Start with one and imagine invisible zeros on either side of it. Add them together in pairs, and you’ll generate the next row. Now, do that again and again. Keep going and you’ll wind up with something like this, though really Pascal’s Triangle goes on infinitely. Now, each row corresponds to what’s called the coefficients of a binomial expansion of the form (x+y)^n, where n is the number of the row, and we start counting from zero. So if you make n=2 and expand it, you get (x^2) + 2xy + (y^2). The coefficients, or numbers in front of the variables, are the same as the numbers in that row of Pascal’s Triangle.
You’ll see the same thing with n=3, which expands to this. So the triangle is a quick and easy way to look up all of these coefficients. But there’s much more. For example, add up the numbers in each row, and you’ll get successive powers of two. Or in a given row, treat each number as part of a decimal expansion. In other words, row two is (1×1) + (2×10) + (1×100). You get 121, which is 11^2. And take a look at what happens when you do the same thing to row six. It adds up to 1,771,561, which is 11^6, and so on. There are also geometric applications. Look at the diagonals.
The first two aren’t very interesting: all ones, and then the positive integers, also known as natural numbers. But the numbers in the next diagonal are called the triangular numbers because if you take that many dots, you can stack them into equilateral triangles. The next diagonal has the tetrahedral numbers because similarly, you can stack that many spheres into tetrahedra. Or how about this: shade in all of the odd numbers. It doesn’t look like much when the triangle’s small, but if you add thousands of rows, you get a fractal known as Sierpinski’s Triangle. This triangle isn’t just a mathematical work of art. It’s also quite useful, especially when it comes to probability and calculations in the domain of combinatorics.
Say you want to have five children, and would like to know the probability of having your dream family of three girls and two boys. In the binomial expansion, that corresponds to girl plus boy to the fifth power. So we look at the row five, where the first number corresponds to five girls, and the last corresponds to five boys. The third number is what we’re looking for.

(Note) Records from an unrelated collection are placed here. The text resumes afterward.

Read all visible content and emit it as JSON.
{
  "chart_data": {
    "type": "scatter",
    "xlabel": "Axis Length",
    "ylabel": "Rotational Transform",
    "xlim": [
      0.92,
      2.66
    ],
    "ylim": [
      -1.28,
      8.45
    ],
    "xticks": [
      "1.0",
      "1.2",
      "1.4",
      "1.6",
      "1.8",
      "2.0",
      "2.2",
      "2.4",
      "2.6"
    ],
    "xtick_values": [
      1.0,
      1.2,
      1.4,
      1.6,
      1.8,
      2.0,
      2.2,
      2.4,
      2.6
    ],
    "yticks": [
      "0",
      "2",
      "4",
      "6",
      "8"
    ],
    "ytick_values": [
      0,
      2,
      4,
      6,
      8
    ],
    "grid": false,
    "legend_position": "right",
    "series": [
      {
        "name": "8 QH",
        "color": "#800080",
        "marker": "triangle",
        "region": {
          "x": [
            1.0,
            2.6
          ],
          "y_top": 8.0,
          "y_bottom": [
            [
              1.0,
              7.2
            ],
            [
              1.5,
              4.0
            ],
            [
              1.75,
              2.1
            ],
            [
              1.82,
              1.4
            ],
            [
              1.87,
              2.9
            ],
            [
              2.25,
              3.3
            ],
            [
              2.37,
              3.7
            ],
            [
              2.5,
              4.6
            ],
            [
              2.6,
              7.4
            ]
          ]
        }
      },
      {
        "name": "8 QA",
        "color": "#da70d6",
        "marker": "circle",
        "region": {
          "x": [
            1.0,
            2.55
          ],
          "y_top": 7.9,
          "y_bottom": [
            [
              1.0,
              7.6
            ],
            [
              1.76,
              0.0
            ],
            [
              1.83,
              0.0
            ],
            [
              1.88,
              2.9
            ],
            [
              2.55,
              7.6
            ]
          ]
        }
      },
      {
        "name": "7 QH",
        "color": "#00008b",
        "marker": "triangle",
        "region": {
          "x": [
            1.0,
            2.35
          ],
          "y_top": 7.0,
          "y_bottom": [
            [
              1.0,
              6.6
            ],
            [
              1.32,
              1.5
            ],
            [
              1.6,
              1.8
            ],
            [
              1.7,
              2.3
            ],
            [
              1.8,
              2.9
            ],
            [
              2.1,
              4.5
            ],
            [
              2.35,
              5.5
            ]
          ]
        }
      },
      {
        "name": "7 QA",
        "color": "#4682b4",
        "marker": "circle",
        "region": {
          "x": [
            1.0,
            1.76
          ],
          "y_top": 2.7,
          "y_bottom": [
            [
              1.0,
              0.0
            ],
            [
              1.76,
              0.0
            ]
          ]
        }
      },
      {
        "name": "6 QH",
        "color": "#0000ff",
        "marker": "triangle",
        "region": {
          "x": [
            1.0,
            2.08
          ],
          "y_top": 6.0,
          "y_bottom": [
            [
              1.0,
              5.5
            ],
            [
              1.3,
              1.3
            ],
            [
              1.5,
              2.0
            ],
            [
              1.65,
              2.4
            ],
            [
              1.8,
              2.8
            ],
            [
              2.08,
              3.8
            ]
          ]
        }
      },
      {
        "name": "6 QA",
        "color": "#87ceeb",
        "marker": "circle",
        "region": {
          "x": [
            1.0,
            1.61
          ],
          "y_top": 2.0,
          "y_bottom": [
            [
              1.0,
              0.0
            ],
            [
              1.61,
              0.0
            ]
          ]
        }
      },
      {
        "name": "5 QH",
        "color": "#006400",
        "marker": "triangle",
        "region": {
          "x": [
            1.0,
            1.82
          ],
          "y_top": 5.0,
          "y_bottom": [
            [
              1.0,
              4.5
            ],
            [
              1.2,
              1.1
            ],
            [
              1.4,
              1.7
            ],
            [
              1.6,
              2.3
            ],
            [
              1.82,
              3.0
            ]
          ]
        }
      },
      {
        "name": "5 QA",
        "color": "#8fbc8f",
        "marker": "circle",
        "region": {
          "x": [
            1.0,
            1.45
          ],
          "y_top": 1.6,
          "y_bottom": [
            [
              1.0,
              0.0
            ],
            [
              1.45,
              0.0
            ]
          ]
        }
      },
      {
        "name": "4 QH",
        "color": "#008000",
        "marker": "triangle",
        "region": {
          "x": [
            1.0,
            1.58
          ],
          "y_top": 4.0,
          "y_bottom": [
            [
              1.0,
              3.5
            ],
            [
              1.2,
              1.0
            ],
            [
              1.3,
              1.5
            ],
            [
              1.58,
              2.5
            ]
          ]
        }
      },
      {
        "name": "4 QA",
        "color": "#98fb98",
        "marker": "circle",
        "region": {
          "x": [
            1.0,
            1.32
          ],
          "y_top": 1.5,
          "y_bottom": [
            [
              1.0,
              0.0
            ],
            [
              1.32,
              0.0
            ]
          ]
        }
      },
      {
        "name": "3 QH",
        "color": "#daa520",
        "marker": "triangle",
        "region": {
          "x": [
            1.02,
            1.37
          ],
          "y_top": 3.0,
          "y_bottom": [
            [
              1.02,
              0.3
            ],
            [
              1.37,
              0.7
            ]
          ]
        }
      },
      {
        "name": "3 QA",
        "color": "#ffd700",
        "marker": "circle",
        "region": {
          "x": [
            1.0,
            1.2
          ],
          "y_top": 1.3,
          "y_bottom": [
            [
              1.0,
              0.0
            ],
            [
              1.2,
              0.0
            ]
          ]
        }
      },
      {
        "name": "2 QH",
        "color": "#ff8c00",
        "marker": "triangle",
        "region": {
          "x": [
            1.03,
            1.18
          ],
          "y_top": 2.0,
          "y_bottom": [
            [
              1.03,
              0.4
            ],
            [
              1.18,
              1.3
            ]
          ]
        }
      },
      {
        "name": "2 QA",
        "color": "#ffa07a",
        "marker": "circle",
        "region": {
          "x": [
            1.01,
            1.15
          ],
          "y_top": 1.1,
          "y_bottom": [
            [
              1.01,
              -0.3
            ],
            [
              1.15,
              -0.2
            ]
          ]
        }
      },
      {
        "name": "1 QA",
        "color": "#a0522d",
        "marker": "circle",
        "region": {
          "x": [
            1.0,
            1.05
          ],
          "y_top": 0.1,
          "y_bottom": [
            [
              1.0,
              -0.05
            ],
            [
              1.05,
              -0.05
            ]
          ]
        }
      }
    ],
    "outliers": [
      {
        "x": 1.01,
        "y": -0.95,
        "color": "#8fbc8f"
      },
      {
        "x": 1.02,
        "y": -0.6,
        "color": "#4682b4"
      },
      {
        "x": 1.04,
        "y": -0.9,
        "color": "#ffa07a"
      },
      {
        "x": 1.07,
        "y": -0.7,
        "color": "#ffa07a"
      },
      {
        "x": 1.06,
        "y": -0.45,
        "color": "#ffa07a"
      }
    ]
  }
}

Ten out of the sum of all the possibilities in the row. so 10/32, or 31.25%. Or, if you’re randomly picking a five-player basketball team out of a group of twelve friends, how many possible groups of five are there? In combinatoric terms, this problem would be phrased as twelve choose five, and could be calculated with this formula, or you could just look at the sixth element of row twelve on the triangle and get your answer. The patterns in Pascal’s Triangle are a testament to the elegantly interwoven fabric of mathematics. And it’s still revealing fresh secrets to this day. For example, mathematicians recently discovered a way to expand it to these kinds of polynomials. What might we find next? Well, that’s up to you.